O dia 20 de julho de 1934 foi o mais diferente da história da cidade de Juazeiro. Era de manhã quando toda a cidade de mais de 40 mil habitantes começou a agitar-se, correr, gritar e chorar: tinha morrido o padroeiro da cidade, o santo brasileiro, a mais carismática figura do clero nacional, o maior caudilho do Nordeste, acima de qualquer outro nome da região: o padre Cícero Romão Batista, aos 90 anos completos e mais alguns meses.

Padrinho dos humildes, eternamente entronizado no coração do sertanejo, somente os telegramas expedidos da cidade neste dia, chegaram a vários contos de reis, milhões de reais na moeda atual.

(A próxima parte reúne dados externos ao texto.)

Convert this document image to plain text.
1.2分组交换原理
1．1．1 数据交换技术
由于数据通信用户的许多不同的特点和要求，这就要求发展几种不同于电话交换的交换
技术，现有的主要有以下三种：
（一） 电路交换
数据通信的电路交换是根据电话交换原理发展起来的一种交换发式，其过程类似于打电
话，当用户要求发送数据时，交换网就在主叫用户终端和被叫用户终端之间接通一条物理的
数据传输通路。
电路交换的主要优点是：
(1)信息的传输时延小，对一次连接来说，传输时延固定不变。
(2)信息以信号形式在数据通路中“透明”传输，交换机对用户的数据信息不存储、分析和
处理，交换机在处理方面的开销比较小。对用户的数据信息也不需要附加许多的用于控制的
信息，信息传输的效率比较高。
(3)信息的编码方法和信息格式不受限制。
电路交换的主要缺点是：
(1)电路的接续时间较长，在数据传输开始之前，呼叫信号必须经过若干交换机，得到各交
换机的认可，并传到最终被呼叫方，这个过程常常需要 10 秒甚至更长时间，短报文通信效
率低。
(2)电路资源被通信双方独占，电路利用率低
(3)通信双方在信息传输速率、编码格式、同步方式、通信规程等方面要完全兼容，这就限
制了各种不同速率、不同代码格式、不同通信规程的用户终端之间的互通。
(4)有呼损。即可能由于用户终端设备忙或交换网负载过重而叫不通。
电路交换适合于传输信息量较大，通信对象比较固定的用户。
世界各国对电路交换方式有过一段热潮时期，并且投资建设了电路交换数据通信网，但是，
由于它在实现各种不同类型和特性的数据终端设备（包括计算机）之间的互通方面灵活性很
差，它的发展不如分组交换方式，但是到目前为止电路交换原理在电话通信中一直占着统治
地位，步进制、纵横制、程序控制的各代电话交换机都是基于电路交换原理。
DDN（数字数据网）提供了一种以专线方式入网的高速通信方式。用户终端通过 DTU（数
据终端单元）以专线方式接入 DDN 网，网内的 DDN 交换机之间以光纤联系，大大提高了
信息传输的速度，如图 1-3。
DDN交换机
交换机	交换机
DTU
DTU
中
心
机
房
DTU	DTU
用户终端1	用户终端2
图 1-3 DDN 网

Aviões do Exército fizeram vôos rasantes sobre sua casa em homenagem a ele e poucas horas à frente uma avalanche de mais de 20 mil romeiros de todas as partes afluíam à cidade. Ao longo desses 78 anos depois o seu nome só fez crescer assim como cresceu tudo em que tocou. O amor legítimo e absolutamente natural que, já agora o povo brasileiro lhe dedica, é uma das mais tocantes, sinceras e espontâneas homenagem que um povo já prestou a ídolo seu em qualquer época. Nessa reportagem da TRIBUNA DO SERTÃO, comemorativa dessa data, o leitor terá um depoimento exclusivo de uma testemunha ocular desse dia e dados da biografia do grande brasileiro.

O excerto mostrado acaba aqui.